Do you offer extra calcium on the side?
 
No I don’t give them anything extra for calcium, I will start giving them some. I got paranoid about feeding my chickens or quails egg shells. I used to smash them up for the chickens sometimes but they started eating their own eggs because of it. I’m just confused about the quail because there was a time a few months ago, with them on the same exact diet they are now where they were laying an egg a day for quite a while. Probably for a couple months. Then it slowed, then almost stopped entirely. The only change during that, was the weather warming up. Don’t know what caused them to stop.
 
I believe they are in need of extra calcium.
A bag of poultry oyster shell is very cheap and if you offer it in a dish on the side they will take what they need from the dish.

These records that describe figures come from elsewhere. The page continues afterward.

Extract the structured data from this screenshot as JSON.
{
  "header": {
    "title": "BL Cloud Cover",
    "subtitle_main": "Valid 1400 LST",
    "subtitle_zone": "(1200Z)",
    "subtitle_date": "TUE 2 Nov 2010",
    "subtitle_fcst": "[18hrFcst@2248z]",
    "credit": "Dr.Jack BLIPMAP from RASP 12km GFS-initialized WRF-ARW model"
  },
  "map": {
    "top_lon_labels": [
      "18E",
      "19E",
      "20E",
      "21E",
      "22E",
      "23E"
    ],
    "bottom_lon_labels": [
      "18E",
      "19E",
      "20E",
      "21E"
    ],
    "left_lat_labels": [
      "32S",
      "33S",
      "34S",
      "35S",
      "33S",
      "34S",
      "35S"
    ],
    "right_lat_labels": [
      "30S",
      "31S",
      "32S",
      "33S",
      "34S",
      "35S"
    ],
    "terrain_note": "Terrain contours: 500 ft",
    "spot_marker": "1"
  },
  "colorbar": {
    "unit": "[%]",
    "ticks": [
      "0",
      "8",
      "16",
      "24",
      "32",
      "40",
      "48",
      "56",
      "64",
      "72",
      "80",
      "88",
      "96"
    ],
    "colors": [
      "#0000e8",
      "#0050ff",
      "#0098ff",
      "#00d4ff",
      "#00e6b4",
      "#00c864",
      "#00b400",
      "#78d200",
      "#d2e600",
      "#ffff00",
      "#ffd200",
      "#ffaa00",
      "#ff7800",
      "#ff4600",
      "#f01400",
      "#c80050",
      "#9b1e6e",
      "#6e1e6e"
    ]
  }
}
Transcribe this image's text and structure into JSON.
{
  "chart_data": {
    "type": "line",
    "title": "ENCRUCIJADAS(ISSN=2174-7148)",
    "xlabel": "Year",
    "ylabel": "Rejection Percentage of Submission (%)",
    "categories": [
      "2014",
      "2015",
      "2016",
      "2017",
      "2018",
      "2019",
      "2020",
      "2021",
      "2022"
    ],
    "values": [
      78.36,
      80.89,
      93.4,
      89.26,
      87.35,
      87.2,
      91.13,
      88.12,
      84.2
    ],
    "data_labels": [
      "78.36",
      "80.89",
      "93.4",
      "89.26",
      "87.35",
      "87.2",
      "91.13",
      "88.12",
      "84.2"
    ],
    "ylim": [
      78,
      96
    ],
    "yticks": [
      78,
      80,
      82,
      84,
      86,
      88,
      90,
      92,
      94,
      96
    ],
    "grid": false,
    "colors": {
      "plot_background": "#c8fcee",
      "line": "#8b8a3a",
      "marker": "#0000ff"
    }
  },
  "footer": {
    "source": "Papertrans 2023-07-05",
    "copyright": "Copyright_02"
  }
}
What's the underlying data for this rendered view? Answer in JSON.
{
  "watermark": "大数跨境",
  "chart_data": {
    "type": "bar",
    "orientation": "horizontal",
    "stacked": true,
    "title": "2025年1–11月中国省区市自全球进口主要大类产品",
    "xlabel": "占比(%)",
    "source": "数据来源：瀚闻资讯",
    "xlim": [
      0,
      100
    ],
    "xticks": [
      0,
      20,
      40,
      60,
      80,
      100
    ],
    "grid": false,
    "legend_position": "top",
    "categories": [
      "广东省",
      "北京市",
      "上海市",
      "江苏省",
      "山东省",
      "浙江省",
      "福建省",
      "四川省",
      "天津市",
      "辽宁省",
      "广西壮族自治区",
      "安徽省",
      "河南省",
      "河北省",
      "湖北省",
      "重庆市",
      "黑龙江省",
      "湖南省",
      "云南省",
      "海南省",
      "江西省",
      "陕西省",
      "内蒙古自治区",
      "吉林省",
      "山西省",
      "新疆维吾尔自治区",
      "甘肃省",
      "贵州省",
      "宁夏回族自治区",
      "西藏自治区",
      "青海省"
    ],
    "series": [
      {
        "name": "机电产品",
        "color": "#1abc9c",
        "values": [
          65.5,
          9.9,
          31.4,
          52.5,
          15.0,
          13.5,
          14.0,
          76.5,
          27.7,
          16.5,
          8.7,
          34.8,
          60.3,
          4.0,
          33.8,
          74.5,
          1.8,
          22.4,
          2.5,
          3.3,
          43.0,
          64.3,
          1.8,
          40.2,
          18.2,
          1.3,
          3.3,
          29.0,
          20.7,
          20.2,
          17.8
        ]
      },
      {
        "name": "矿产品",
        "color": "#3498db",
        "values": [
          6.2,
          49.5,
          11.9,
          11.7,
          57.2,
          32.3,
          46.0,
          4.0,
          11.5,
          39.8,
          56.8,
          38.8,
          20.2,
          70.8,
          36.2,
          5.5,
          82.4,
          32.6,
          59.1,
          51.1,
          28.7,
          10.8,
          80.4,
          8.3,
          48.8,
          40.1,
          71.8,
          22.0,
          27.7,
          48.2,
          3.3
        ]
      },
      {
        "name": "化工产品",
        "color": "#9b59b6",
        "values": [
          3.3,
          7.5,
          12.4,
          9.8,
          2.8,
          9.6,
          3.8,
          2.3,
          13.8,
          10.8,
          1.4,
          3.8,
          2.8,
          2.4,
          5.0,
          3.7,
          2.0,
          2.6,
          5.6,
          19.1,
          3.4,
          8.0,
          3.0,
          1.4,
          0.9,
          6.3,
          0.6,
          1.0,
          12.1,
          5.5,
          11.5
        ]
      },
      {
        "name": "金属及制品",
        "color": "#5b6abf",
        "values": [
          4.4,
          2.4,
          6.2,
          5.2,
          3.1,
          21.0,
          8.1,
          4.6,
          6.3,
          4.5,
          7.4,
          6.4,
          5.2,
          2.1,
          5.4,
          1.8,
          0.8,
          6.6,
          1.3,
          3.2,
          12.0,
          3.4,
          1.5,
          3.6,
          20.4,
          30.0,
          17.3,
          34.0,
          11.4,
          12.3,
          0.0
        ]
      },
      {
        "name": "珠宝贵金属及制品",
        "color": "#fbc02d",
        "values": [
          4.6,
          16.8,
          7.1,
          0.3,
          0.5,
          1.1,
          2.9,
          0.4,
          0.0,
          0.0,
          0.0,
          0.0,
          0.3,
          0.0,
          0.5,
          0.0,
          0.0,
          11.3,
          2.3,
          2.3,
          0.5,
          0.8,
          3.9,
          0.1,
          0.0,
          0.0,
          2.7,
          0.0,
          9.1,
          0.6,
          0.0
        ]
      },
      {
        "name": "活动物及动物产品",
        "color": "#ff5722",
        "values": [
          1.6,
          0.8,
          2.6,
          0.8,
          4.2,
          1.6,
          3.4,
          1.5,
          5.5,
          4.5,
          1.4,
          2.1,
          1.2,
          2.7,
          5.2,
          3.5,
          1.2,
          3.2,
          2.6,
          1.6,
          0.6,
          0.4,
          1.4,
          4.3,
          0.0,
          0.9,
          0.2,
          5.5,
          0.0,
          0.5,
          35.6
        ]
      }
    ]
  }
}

Do not mix it with their feed.
 
No I don’t give them anything extra for calcium, I will start giving them some. I got paranoid about feeding my chickens or quails egg shells. I used to smash them up for the chickens sometimes but they started eating their own eggs because of it. I’m just confused about the quail because there was a time a few months ago, with them on the same exact diet they are now where they were laying an egg a day for quite a while. Probably for a couple months. Then it slowed, then almost stopped entirely. The only change during that, was the weather warming up. Don’t know what caused them to stop.
I do not believe this is true...that feeding egg shells causes egg eating.
Egg eating is usually caused by not getting a proper complete diet.

I also do not believe that feeding eggs shells back to the birds that have not been getting enough calcium to begin with is going to work out too well.
I really think it would be best to just buy the oyster shell for now.